Interesting fact: If you stored 1 PB of data on standard DVDs, the stack would be about 220 km tall. Google processes approximately 20 PB of data per day.
The megabit (Mbit) equals 1,000,000 bits and is the standard unit for broadband internet speed ratings. ISPs advertise speeds in Mbps (megabits per second), not megabytes per second.
A 100 Mbps broadband connection can theoretically download 12.5 MB per second. Standard definition video streaming requires about 3 Mbps; 4K HDR streaming needs 25 Mbps.
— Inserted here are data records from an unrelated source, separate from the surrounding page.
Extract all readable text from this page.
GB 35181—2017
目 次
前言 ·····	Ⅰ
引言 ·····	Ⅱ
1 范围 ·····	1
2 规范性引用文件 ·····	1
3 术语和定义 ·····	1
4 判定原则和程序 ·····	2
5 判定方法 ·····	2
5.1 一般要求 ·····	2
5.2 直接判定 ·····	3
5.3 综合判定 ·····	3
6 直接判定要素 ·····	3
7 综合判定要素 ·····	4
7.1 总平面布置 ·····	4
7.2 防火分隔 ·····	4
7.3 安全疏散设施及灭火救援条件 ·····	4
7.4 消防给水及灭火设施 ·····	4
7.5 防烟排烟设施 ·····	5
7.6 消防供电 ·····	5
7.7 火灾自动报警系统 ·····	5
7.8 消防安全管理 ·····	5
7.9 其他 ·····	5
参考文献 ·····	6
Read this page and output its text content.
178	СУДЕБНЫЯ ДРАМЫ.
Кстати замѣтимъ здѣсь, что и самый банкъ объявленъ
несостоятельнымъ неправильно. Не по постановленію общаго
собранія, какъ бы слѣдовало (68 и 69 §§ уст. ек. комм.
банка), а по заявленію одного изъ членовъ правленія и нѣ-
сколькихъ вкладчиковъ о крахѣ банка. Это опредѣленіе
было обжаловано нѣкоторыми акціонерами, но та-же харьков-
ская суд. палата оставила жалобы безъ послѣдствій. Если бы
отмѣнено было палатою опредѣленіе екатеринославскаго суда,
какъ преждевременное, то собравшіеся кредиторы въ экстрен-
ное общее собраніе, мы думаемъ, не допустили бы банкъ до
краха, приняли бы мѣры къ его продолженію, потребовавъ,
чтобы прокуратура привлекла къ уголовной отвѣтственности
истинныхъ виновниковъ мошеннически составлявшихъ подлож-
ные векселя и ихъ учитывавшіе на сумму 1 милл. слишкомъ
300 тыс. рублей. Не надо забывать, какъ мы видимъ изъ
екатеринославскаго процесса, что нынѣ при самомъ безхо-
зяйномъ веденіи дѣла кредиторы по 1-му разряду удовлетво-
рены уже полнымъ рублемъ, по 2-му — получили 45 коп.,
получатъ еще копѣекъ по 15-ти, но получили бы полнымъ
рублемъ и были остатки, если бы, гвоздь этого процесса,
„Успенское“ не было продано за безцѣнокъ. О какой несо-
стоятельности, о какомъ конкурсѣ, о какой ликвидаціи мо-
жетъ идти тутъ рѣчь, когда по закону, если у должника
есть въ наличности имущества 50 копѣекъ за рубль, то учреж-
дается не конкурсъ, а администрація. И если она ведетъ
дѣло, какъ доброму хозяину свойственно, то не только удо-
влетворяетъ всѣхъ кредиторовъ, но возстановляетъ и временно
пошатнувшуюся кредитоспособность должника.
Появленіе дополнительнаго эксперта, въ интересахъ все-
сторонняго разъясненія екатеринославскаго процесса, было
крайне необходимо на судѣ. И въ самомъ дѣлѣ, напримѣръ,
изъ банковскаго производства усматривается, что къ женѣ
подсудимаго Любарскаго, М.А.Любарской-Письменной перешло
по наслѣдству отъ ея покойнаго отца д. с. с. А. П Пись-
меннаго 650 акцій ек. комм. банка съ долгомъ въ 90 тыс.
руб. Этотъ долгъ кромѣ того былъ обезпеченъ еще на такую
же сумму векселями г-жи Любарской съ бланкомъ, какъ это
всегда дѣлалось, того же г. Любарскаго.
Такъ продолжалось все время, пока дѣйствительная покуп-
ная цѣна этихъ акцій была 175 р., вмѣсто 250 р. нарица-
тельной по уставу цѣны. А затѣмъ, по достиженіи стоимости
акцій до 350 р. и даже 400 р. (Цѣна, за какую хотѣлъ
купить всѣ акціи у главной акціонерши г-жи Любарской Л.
Interesting fact: The confusion between Mbit and MB is intentional in some marketing — a '100 Mbps' connection sounds faster than '12.5 MB/s', though they're identical.
Converting petabyte to megabit is a common task in computing, networking, and data management. Storage manufacturers, operating systems, and network equipment often express data sizes in different units — understanding the conversion is essential for comparing specifications, planning storage capacity, and interpreting network speed versus file size relationships.
As a practical reference: 5 PB = 4e+10 Mbit and 10 PB = 8e+10 Mbit. For larger quantities, 100 PB = 8e+11 Mbit. The reverse conversion uses the factor 1.2500e-10, so 1 Mbit = 1.2500e-10 PB. Note that decimal prefixes (KB=1,000, MB=1,000,000) differ from binary prefixes (KiB=1,024, MiB=1,048,576) — always check which standard your software or hardware uses.
All conversions use the internationally recognized factor of exactly 1 PB = 8e+09 Mbit, calculated with IEEE 754 double-precision arithmetic accurate to at least 8 significant figures.